NGC 6946 and NGC 6939 through the interstellar dust
NGC 6946, also called the fireworks galaxy is one few major galaxies visible from the northern hemisphere in summer. It resides in the constellation Cepheus close to the border with Cygnus. NGC 6946 inherits its name from the very high frequency of Supernovae observed in this Galaxy, 10 Supernovae in the last century alone, a real cosmic firework!
Supernovae SNe are a violet phenomenon, that can roughly be divided into two classes by their observational signature that also relates to the underlying physical processes. SNe Type II, also called "Core Collapse SNe" have visible hydrogen lines observed in their spectra and occur at the last stage of stellar evolution. When the Core of a massive star has burned through its last fuel, it collapses under its own gravity and then explodes by triggering violent nuclear fusion processes. SNe Type Ia are generated from binary systems of a white dwarf and a giant star. The White Dwarf accretes matter from its partner and grows in mass, however nuclear physics sets a limit to its mass, the Chandrasekhar limit of ~ 1.4 solar masses. Once this is reached, the Dwarf collapses and violently explodes. Since a White Dwarf is a burned out core of an old star, It is devoid of Hydrogen and thus doesn't produce a hydrogen signature in its spectrum.

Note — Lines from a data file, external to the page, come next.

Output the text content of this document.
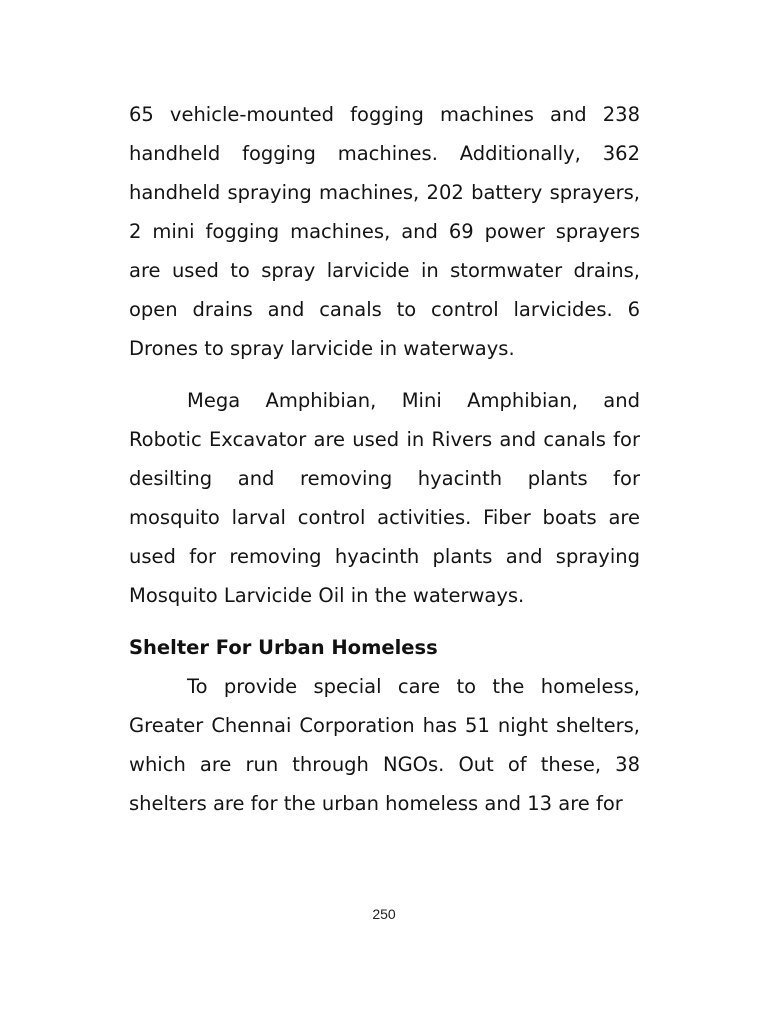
65 vehicle-mounted fogging machines and 238 handheld fogging machines. Additionally, 362 handheld spraying machines, 202 battery sprayers, 2 mini fogging machines, and 69 power sprayers are used to spray larvicide in stormwater drains, open drains and canals to control larvicides. 6 Drones to spray larvicide in waterways.

Mega Amphibian, Mini Amphibian, and Robotic Excavator are used in Rivers and canals for desilting and removing hyacinth plants for mosquito larval control activities. Fiber boats are used for removing hyacinth plants and spraying Mosquito Larvicide Oil in the waterways.

Shelter For Urban Homeless

To provide special care to the homeless, Greater Chennai Corporation has 51 night shelters, which are run through NGOs. Out of these, 38 shelters are for the urban homeless and 13 are for

250
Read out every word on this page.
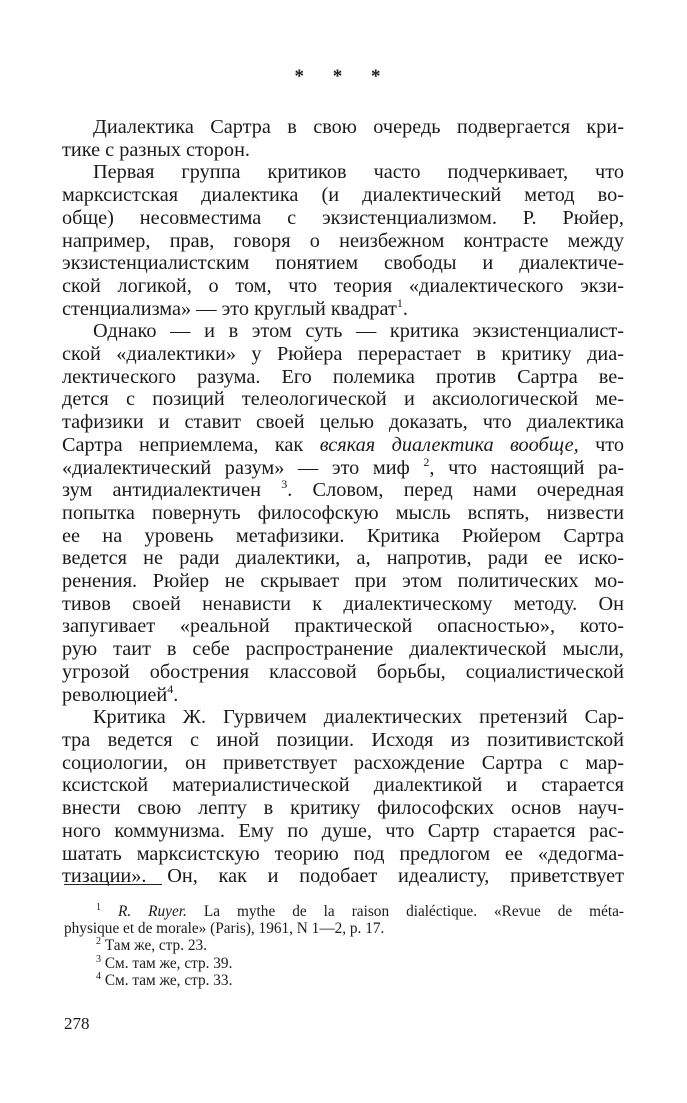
* * *
Диалектика Сартра в свою очередь подвергается кри-
тике с разных сторон.
Первая группа критиков часто подчеркивает, что
марксистская диалектика (и диалектический метод во-
обще) несовместима с экзистенциализмом. Р. Рюйер,
например, прав, говоря о неизбежном контрасте между
экзистенциалистским понятием свободы и диалектиче-
ской логикой, о том, что теория «диалектического экзи-
стенциализма» — это круглый квадрат$^1$.
Однако — и в этом суть — критика экзистенциалист-
ской «диалектики» у Рюйера перерастает в критику диа-
лектического разума. Его полемика против Сартра ве-
дется с позиций телеологической и аксиологической ме-
тафизики и ставит своей целью доказать, что диалектика
Сартра неприемлема, как всякая диалектика вообще, что
«диалектический разум» — это миф $^2$, что настоящий ра-
зум антидиалектичен $^3$. Словом, перед нами очередная
попытка повернуть философскую мысль вспять, низвести
ее на уровень метафизики. Критика Рюйером Сартра
ведется не ради диалектики, а, напротив, ради ее иско-
ренения. Рюйер не скрывает при этом политических мо-
тивов своей ненависти к диалектическому методу. Он
запугивает «реальной практической опасностью», кото-
рую таит в себе распространение диалектической мысли,
угрозой обострения классовой борьбы, социалистической
революцией$^4$.
Критика Ж. Гурвичем диалектических претензий Сар-
тра ведется с иной позиции. Исходя из позитивистской
социологии, он приветствует расхождение Сартра с мар-
ксистской материалистической диалектикой и старается
внести свою лепту в критику философских основ науч-
ного коммунизма. Ему по душе, что Сартр старается рас-
шатать марксистскую теорию под предлогом ее «дедогма-
тизации». Он, как и подобает идеалисту, приветствует
$^1$ R. Ruyer. La mythe de la raison dialéctique. «Revue de méta-
physique et de morale» (Paris), 1961, N 1—2, p. 17.
$^2$ Там же, стр. 23.
$^3$ См. там же, стр. 39.
$^4$ См. там же, стр. 33.
278
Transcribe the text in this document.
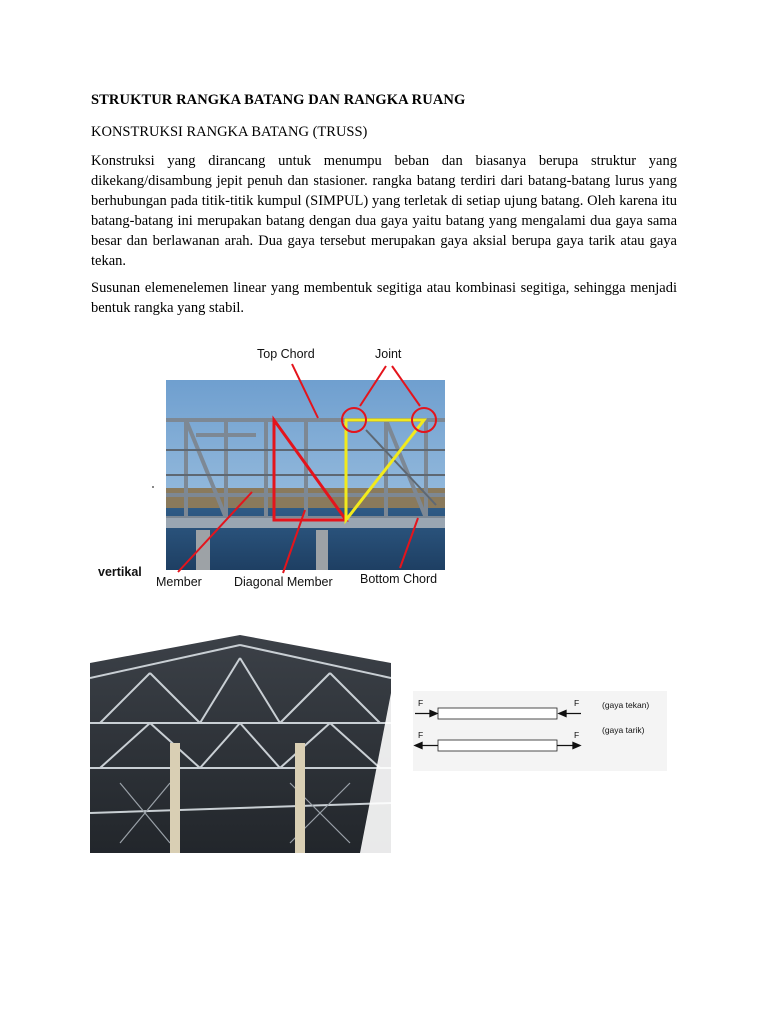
STRUKTUR RANGKA BATANG DAN RANGKA RUANG
KONSTRUKSI RANGKA BATANG (TRUSS)

Konstruksi yang dirancang untuk menumpu beban dan biasanya berupa struktur yang dikekang/disambung jepit penuh dan stasioner. rangka batang terdiri dari batang-batang lurus yang berhubungan pada titik-titik kumpul (SIMPUL) yang terletak di setiap ujung batang. Oleh karena itu batang-batang ini merupakan batang dengan dua gaya yaitu batang yang mengalami dua gaya sama besar dan berlawanan arah. Dua gaya tersebut merupakan gaya aksial berupa gaya tarik atau gaya tekan.

Susunan elemenelemen linear yang membentuk segitiga atau kombinasi segitiga, sehingga menjadi bentuk rangka yang stabil.

Top Chord	Joint
vertikal
Member	Diagonal Member Bottom Chord
F	F
F	F
(gaya tekan)
(gaya tarik)
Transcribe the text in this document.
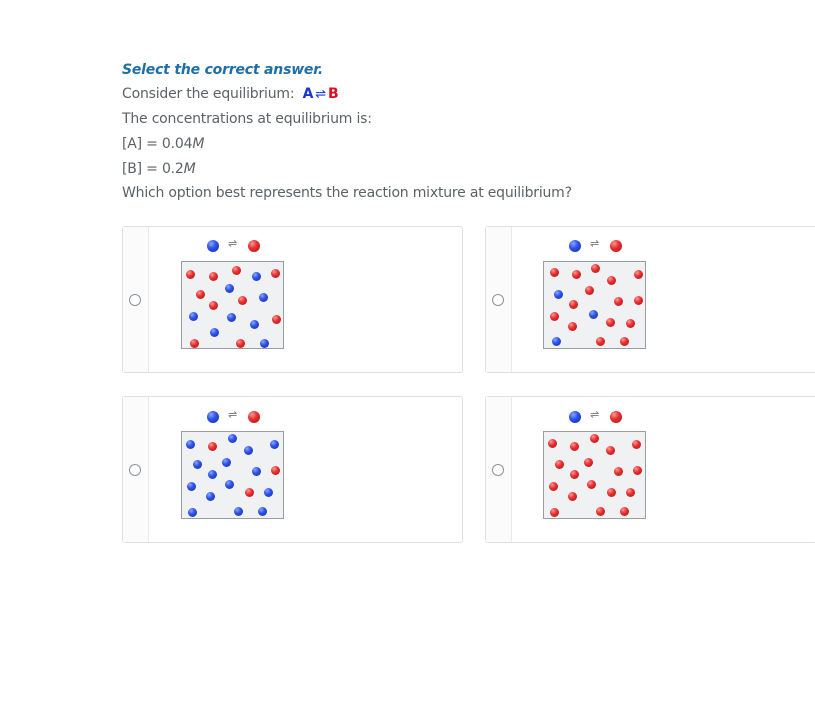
Select the correct answer.
Consider the equilibrium: A ⇌ B
The concentrations at equilibrium is:
[A] = 0.04M
[B] = 0.2M
Which option best represents the reaction mixture at equilibrium?
⇌	⇌
⇌	⇌
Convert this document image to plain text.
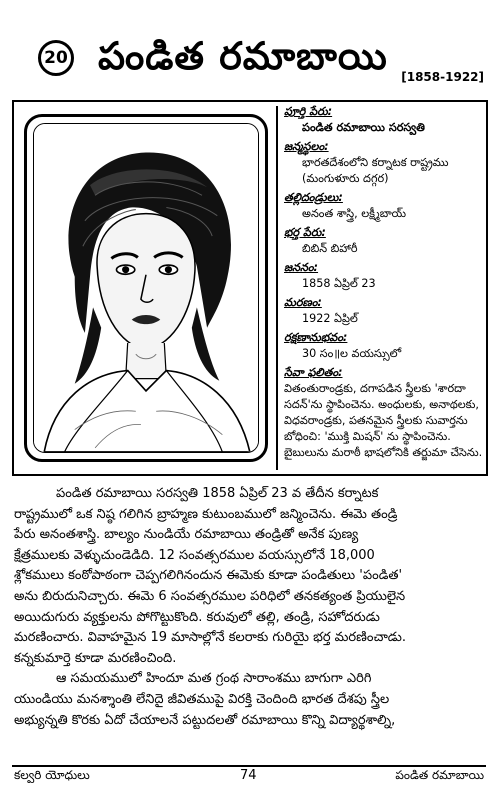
20 పండిత రమాబాయి [1858-1922]
పూర్తి పేరు:
పండిత రమాబాయి సరస్వతి
జన్మస్థలం:
భారతదేశంలోని కర్నాటక రాష్ట్రము (మంగుళూరు దగ్గర)
తల్లిదండ్రులు:
అనంత శాస్త్రి, లక్ష్మీబాయ్
భర్త పేరు:
బిబిన్ బిహారీ
జననం:
1858 ఏప్రిల్ 23
మరణం:
1922 ఏప్రిల్
రక్షణానుభవం:
30 సం॥ల వయస్సులో
సేవా ఫలితం:
వితంతురాండ్రకు, దగాపడిన స్త్రీలకు 'శారదా సదన్'ను స్థాపించెను. అంధులకు, అనాథలకు, విధవరాండ్రకు, పతనమైన స్త్రీలకు సువార్తను బోధించి: 'ముక్తి మిషన్' ను స్థాపించెను. బైబులును మరాఠీ భాషలోనికి తర్జుమా చేసెను.

పండిత రమాబాయి సరస్వతి 1858 ఏప్రిల్ 23 వ తేదీన కర్నాటక
రాష్ట్రములో ఒక నిష్ఠ గలిగిన బ్రాహ్మణ కుటుంబములో జన్మించెను. ఈమె తండ్రి
పేరు అనంతశాస్త్రి. బాల్యం నుండియే రమాబాయి తండ్రితో అనేక పుణ్య
క్షేత్రములకు వెళ్ళుచుండెడిది. 12 సంవత్సరముల వయస్సులోనే 18,000
శ్లోకములు కంఠోపాఠంగా చెప్పగలిగినందున ఈమెకు కూడా పండితులు 'పండిత'
అను బిరుదునిచ్చారు. ఈమె 6 సంవత్సరముల పరిధిలో తనకత్యంత ప్రియులైన
అయిదుగురు వ్యక్తులను పోగొట్టుకొంది. కరువులో తల్లి, తండ్రి, సహోదరుడు
మరణించారు. వివాహమైన 19 మాసాల్లోనే కలరాకు గురియై భర్త మరణించాడు.
కన్నకుమార్తె కూడా మరణించింది.

ఆ సమయములో హిందూ మత గ్రంథ సారాంశము బాగుగా ఎరిగి
యుండియు మనశ్శాంతి లేనిదై జీవితముపై విరక్తి చెందింది భారత దేశపు స్త్రీల
అభ్యున్నతి కొరకు ఏదో చేయాలనే పట్టుదలతో రమాబాయి కొన్ని విద్యార్థశాల్ని,

కల్వరి యోధులు	74	పండిత రమాబాయి
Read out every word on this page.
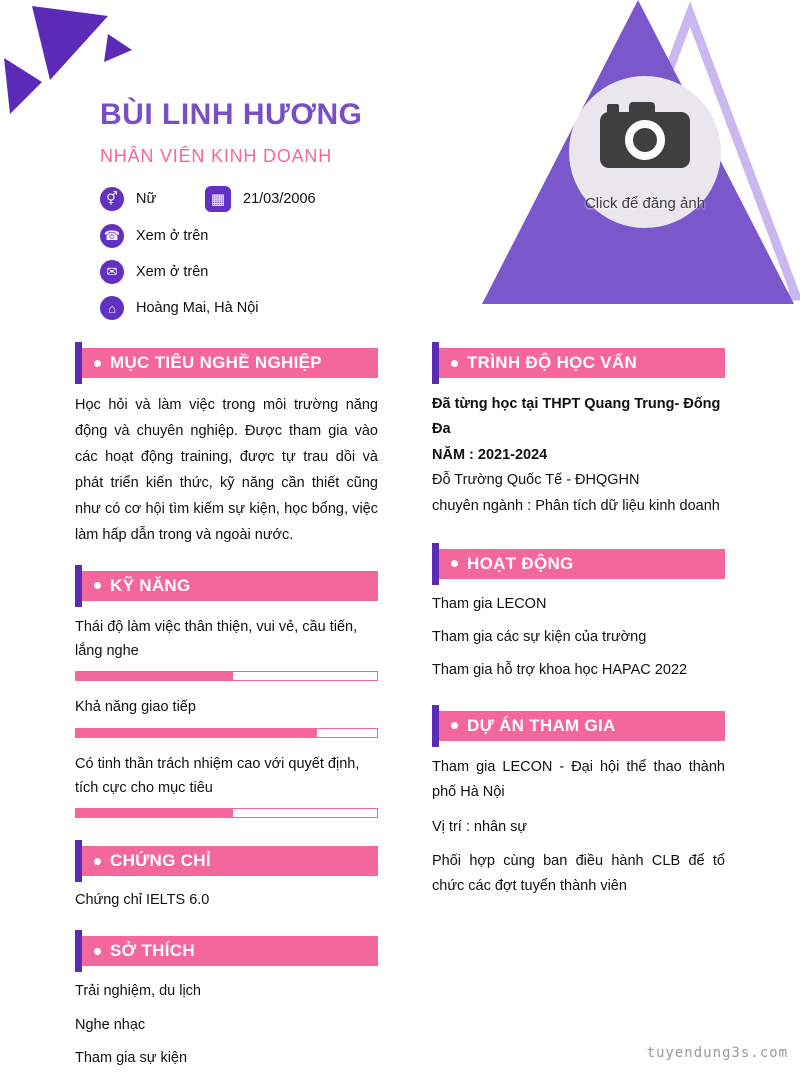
Click để đăng ảnh
BÙI LINH HƯƠNG
NHÂN VIÊN KINH DOANH
⚥	Nữ	▦	21/03/2006
☎ Xem ở trên
✉	Xem ở trên
⌂	Hoàng Mai, Hà Nội
MỤC TIÊU NGHỀ NGHIỆP

Học hỏi và làm việc trong môi trường năng động và chuyên nghiệp. Được tham gia vào các hoạt động training, được tự trau dồi và phát triển kiến thức, kỹ năng cần thiết cũng như có cơ hội tìm kiếm sự kiện, học bổng, việc làm hấp dẫn trong và ngoài nước.

KỸ NĂNG

Thái độ làm việc thân thiện, vui vẻ, cầu tiến, lắng nghe

Khả năng giao tiếp

Có tinh thần trách nhiệm cao với quyết định, tích cực cho mục tiêu

CHỨNG CHỈ

Chứng chỉ IELTS 6.0

SỞ THÍCH

Trải nghiệm, du lịch

Nghe nhạc

Tham gia sự kiện

TRÌNH ĐỘ HỌC VẤN

Đã từng học tại THPT Quang Trung- Đống Đa

NĂM : 2021-2024

Đỗ Trường Quốc Tế - ĐHQGHN

chuyên ngành : Phân tích dữ liệu kinh doanh

HOẠT ĐỘNG

Tham gia LECON

Tham gia các sự kiện của trường

Tham gia hỗ trợ khoa học HAPAC 2022

DỰ ÁN THAM GIA

Tham gia LECON - Đại hội thể thao thành phố Hà Nội

Vị trí : nhân sự

Phối hợp cùng ban điều hành CLB để tổ chức các đợt tuyển thành viên

tuyendung3s.com
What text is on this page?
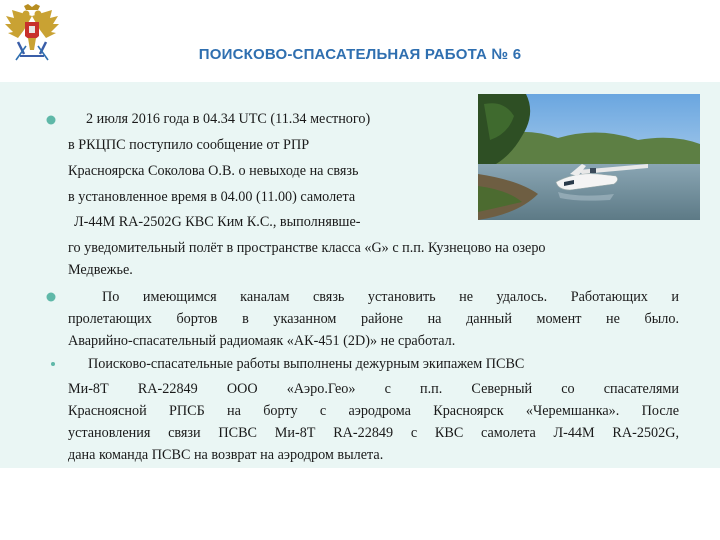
ПОИСКОВО-СПАСАТЕЛЬНАЯ РАБОТА № 6
2 июля 2016 года в 04.34 UTC (11.34 местного)
в РКЦПС поступило сообщение от РПР
Красноярска Соколова О.В. о невыходе на связь
в установленное время в 04.00 (11.00) самолета
Л-44М RA-2502G КВС Ким К.С., выполнявше-
го уведомительный полёт в пространстве класса «G» с п.п. Кузнецово на озеро
Медвежье.
По имеющимся каналам связь установить не удалось. Работающих и
пролетающих бортов в указанном районе на данный момент не было.
Аварийно-спасательный радиомаяк «АК-451 (2D)» не сработал.
Поисково-спасательные работы выполнены дежурным экипажем ПСВС
Ми-8Т RA-22849 ООО «Аэро.Гео» с п.п. Северный со спасателями
Красноясной РПСБ на борту с аэродрома Красноярск «Черемшанка». После
установления связи ПСВС Ми-8Т RA-22849 с КВС самолета Л-44М RA-2502G,
дана команда ПСВС на возврат на аэродром вылета.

Another peculiarity of this Galaxy is its low galactic latitude, very close to the galactic disc. Therefore it is hidden behind large amounts of interstellar dust obscuring the view. Blue light is scattered stronger than red light, therefore the color of this galaxy has a strong red-orange hue and deviates from what you would expect from a normal spiral galaxy of this evolution type. When conducting scientific research, one has to measure the dust content in the line-of-sight and take this effect into account in order to correct data.
NGC 6939 is a dense, Open Cluster in our own galaxy. At a distance of 1kp, it is relatively close and can be resolved into individual stars. Photometric measurements estimate the age of this cluster to be about 1 Gyr.
Photographed from Bamberg, Germany under Bortle 5 conditions.